Vice Squad
Tuesday, February 10, 2004
"Negligible" Intrusions Upon Privacy
This Associated Press story in today's Chicago Tribune (registration required) concerns people who have a difficult time urinating into a cup on demand: "Their problem, a little-known phobia known as paruresis, or shy bladder syndrome, isn't new. But the intensely personal malady is getting some unwelcome exposure, an unforeseen consequence of widespread workplace drug testing." The Trib article tells the story of a man who was fired from his job at a Caterpillar plant in Georgia for his inability to produce a urine sample within the requisite three hours. This seems to me to be a very fair way for managers to implement downsizing.

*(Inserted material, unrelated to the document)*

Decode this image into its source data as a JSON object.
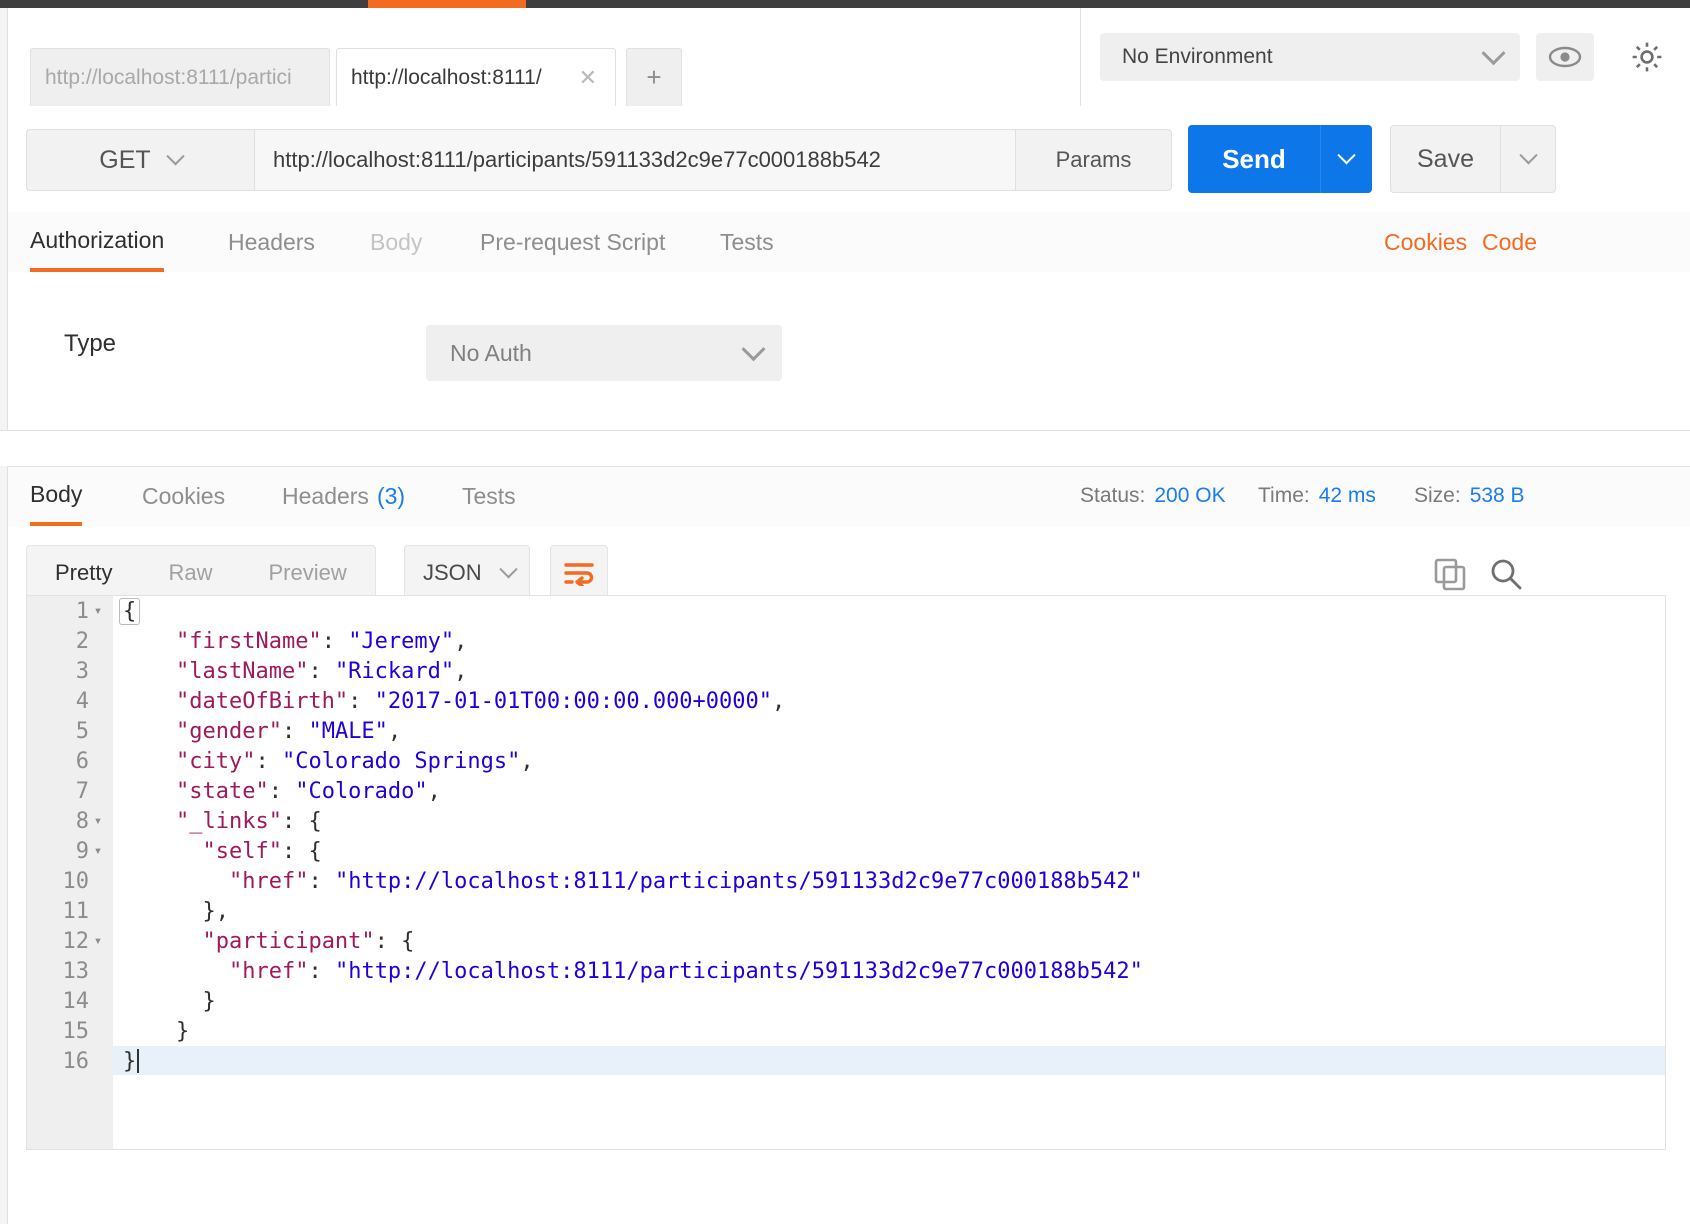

The Trib story suggests that things might improve. What, silly drug testing eliminated, you ask? Well, er, no -- it's just that testing methods that employ hair, saliva, or sweat are growing in popularity. Keep your eye on unemployment rates among bald men.
The Supreme Court is a big fan of urine tests, at least when they are foisted upon schoolkids. Here's a sample from the majority opinion in Vernonia Sch. Dist. 47J v. Acton (94-590), 515 U.S. 646 (1995), upholding a school district's policy of drug testing student athletes: "Under the District's Policy, male students produce samples at a urinal along a wall. They remain fully clothed and are only observed from behind, if at all. Female students produce samples in an enclosed stall, with a female monitor standing outside listening only for sounds of tampering. These conditions are nearly identical to those typically encountered in public restrooms, which men, women, and especially school children use daily. Under such conditions, the privacy interests compromised by the process of obtaining the urine sample are in our view negligible." Supreme Court to those with paruresis: too bad you don't share our view that the intrusion is negligible.
Later, the Court extended its protection of drug testing to all districts that test not just student athletes, but all students involved in extracurricular activities at school: Board of Ed. of Independent School Dist. No. 92 of Pottawatomie Cty. v. Earls (01-332) 536 U.S. 822 (2002).
Does anyone remember when a drug testing plan in the Reagan administration was largely scuttled thanks to George Shultz's expressed willingness to take the test -- to be immediately followed by his resignation?